Money for nothing

Es gibt nicht oft epochale Ereignisse, die mich ehrfürchtig erstarren lassen. Wie zum Beispiel nach 30 Jahren die erste Meisterschaft des FC Liverpool unter der fachmännischen Führung von Jürgen Klopp, der es trotz Kunsthaar und 32 neuen Zähnen - alle vorne, alle gebleacht - geschafft hat, trotzdem stets authentisch rüberzukommen. Das diese Woche von den Grünen vorgestellte Grundsatzprogramm gehört allerdings nicht dazu. Es ist nicht nötig auf viele der Punkte einzugehen, unterscheiden sich die Lösungsansätze der Ökopartei nicht groß vom Mainstream. Pläne für eine Stärkung des Gesundheitssystems sind in der aktuellen Corona Krise jetzt nicht unbedingt ein Knaller. Beim Umweltschutz haben sie, dank Fukushima, ihr wichtigstes Ziel der letzten 20 Jahre erreicht, den Atomausstieg.

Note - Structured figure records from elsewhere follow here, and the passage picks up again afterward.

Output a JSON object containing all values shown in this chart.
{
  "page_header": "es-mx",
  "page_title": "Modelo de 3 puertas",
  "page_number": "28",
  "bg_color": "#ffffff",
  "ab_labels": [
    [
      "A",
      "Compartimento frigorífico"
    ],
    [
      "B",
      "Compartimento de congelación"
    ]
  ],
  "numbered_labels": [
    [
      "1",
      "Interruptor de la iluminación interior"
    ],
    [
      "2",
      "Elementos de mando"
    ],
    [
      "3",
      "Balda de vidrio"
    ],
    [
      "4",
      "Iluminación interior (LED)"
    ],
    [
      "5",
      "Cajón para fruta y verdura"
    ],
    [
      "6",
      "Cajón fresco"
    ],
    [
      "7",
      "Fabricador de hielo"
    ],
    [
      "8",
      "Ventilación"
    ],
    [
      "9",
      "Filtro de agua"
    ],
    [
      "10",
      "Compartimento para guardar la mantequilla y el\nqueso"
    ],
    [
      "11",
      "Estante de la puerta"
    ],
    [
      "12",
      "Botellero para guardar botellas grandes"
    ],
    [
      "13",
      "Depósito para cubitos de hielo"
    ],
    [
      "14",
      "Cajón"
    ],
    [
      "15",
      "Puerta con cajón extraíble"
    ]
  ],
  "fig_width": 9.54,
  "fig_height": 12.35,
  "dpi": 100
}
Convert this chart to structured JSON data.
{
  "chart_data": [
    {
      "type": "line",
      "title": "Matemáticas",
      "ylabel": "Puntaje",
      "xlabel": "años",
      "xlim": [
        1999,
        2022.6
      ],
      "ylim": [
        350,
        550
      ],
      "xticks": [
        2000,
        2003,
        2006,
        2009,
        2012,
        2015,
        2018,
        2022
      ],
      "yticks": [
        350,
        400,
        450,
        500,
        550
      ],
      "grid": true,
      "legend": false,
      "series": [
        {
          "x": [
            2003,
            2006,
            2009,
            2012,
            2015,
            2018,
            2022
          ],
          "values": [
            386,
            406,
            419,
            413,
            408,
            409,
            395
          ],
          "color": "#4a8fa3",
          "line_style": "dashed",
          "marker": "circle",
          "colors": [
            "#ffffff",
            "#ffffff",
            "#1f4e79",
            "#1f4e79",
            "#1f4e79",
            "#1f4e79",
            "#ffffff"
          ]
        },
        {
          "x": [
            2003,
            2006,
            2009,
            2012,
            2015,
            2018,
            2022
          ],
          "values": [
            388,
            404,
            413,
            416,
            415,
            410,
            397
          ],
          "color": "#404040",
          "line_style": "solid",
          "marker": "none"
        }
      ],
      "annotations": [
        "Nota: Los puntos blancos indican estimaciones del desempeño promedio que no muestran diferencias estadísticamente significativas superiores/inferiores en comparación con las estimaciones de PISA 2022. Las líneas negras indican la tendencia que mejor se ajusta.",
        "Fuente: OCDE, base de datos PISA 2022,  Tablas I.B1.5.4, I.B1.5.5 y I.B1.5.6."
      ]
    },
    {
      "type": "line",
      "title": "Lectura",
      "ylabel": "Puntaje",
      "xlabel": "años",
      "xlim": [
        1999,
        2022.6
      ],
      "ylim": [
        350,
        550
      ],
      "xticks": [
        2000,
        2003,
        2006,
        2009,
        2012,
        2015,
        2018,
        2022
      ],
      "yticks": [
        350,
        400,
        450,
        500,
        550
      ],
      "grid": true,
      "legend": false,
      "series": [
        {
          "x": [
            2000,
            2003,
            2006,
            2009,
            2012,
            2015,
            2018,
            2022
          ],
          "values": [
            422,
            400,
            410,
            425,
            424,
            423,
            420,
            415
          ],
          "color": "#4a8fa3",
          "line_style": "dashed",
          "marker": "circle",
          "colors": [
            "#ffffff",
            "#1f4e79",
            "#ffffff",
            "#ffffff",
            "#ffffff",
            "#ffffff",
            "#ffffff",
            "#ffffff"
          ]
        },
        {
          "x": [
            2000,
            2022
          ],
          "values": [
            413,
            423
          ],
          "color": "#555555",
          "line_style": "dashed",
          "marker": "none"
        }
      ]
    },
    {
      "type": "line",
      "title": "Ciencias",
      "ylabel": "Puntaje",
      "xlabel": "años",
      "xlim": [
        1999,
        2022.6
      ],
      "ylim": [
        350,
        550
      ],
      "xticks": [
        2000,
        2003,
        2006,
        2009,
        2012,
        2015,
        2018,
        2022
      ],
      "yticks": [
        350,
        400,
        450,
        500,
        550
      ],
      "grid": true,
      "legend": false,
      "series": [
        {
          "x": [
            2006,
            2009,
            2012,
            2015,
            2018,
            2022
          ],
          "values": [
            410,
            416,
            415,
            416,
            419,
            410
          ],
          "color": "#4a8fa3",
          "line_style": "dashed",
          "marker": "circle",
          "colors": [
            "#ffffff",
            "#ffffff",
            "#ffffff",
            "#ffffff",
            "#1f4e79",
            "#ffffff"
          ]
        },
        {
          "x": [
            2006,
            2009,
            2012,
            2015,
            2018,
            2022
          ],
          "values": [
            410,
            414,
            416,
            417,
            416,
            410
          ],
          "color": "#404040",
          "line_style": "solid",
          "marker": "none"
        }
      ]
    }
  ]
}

Seitdem freuen sich zwar vor allem die Nachbarstaaten mit ihren alten Atomruinen, dass sie nun Deutschland den Strom verkaufen dürfen, der Deutsche dagegen nur über gestiegene Stromkosten und den Verlust vieler Arbeitsplätze. Aber wenigstens ist Deutschland der Vorreiter. Auch bei den neuem Klimazielen wird nicht so sehr über Geld nachgedacht. Natürlich brauchen wir nachhaltige Lösungen auf dem Gebiet des Umweltschutzes, aber mit Vorschlägen, wie der Erhebung einer CO2 Steuer, lockt man niemanden mehr hinter dem Ofen hervor. Es ist allen Parteien klar, dass hier etwas passieren muss, aber gerade in der aktuellen Rezession sind solche klimarettenden Maßnahmen, wie Subventionen für Wasserstoff oder Steuern auf fossile Brennstoffe zwar nett zu diskutieren, aber mittelfristig kaum durchführbar.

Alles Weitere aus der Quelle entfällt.